Just as we feel better when we clean up our outer environment, so too do we feel good when we clean up shop in our bodies. I am not typically one to follow a very specific diet or a fad, but I have fallen in love with intermittent fasting. Even without COVID-19 restrictions, I write from home, I spend a lot of time at home, and having 24-7 access to my kitchen can lead to an unstructured, cluttered eating routine (hello grazing!) Intermittent fasting provides some welcomed structure to my daily eating without unnecessary complication or rigidity.
Intermittent fasting is not a diet at all, but rather an eating style that involves alternating between periods of eating and fasting. There is plenty of information on the benefits of intermittent fasting and I encourage you to do your own research if you are interested, or consult your doctor if you have any medical concerns, but in a nutshell, IF has amazing health benefits, especially brain health which of course is connected to overall health. If you follow a reasonably healthy, whole-foods eating plan of your choice while also practicing intermittent fasting, you are likely to start feeling the benefits pretty quickly.
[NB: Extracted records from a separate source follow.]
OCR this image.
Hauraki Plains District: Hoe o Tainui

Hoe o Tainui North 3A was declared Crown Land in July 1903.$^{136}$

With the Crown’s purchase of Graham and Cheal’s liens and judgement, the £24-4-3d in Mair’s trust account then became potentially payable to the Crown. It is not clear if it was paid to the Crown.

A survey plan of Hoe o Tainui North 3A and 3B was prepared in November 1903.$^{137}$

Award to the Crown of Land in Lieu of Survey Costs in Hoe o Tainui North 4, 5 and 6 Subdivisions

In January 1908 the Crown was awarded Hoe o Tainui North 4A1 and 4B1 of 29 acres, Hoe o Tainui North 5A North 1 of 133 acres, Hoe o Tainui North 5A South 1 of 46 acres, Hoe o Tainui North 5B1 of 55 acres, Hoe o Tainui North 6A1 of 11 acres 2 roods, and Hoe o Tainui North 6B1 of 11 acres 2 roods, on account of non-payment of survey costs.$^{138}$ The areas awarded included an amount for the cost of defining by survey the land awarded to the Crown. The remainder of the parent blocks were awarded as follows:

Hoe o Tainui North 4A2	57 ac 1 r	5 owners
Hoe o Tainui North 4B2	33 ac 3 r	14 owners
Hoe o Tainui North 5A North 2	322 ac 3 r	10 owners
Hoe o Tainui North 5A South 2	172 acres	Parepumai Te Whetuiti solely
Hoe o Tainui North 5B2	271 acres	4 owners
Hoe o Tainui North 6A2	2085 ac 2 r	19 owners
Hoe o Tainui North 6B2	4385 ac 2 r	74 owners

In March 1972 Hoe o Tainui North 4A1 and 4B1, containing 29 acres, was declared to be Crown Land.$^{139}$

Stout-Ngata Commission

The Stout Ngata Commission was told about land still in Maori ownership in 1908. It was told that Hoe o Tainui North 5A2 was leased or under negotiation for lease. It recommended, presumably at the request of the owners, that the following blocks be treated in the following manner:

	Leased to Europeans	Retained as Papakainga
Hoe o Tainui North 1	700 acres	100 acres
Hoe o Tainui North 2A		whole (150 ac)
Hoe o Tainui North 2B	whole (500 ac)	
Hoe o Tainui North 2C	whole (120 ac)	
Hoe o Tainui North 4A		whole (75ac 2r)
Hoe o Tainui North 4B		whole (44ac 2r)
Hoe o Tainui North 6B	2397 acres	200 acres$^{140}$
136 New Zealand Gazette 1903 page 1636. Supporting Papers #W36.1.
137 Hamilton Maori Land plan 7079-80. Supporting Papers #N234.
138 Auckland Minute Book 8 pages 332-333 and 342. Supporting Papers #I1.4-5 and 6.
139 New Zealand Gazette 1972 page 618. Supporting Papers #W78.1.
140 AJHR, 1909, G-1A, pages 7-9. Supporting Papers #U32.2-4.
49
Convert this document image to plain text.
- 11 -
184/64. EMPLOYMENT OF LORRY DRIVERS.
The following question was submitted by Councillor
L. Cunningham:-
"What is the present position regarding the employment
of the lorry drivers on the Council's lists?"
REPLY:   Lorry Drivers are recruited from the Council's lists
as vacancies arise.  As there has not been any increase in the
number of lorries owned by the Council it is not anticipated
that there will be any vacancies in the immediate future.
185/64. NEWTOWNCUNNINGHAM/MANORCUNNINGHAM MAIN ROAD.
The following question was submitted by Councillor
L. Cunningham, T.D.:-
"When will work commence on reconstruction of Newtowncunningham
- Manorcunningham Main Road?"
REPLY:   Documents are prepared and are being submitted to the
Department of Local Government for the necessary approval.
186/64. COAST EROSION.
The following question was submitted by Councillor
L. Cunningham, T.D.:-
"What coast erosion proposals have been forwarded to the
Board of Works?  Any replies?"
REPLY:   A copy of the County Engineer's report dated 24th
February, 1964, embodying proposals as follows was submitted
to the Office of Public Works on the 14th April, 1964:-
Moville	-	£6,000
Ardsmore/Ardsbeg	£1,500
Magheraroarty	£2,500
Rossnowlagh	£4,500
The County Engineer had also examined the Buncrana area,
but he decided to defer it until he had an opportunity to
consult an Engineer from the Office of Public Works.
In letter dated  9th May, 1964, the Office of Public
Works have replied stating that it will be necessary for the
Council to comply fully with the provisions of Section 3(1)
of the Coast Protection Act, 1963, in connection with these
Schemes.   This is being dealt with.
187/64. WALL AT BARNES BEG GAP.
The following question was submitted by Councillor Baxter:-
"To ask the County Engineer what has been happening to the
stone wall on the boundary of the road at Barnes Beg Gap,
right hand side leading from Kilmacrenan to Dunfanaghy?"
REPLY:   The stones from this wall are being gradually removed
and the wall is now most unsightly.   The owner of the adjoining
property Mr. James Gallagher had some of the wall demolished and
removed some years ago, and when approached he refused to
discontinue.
We all fast at night while we sleep, and the time-restricted intermittent fasting I now follow is simply a matter of lengthening the fasting window and shortening the eating window. I follow the 16:8 window (fasting for sixteen hours & eating for eight) because I am able to consistently maintain this without feeling like I am suffering, while still gaining the benefits of feeling lighter, clearer, and just overall good.
On a typical day I have a nutritious brunch at ten o’clock in the morning, a decent sized snack mid-day (usually a healthy smoothie or fruit and nuts), and a filling supper by six o’clock in the evening. Then I close my kitchen for the night and repeat the same thing the next day, eating sixteen hours later. I am an early to bed kind of person, but people who stay up late and like to eat a later dinner, could follow the 16:8 window by having their last meal around eight o’clock in the evening and eat their first meal at noon the next day. If 16:8 feels too restrictive, you could try 14:10. Some people are able to do a 18:6 window, and they may benefit greatly, but I don’t think I could stick to that. 16:8 seems to be my sweet spot.
This was just a minimal amount of information on intermittent fasting, and I will likely continue the conversation on another Minimal Monday as I continue to learn and experience this eating lifestyle.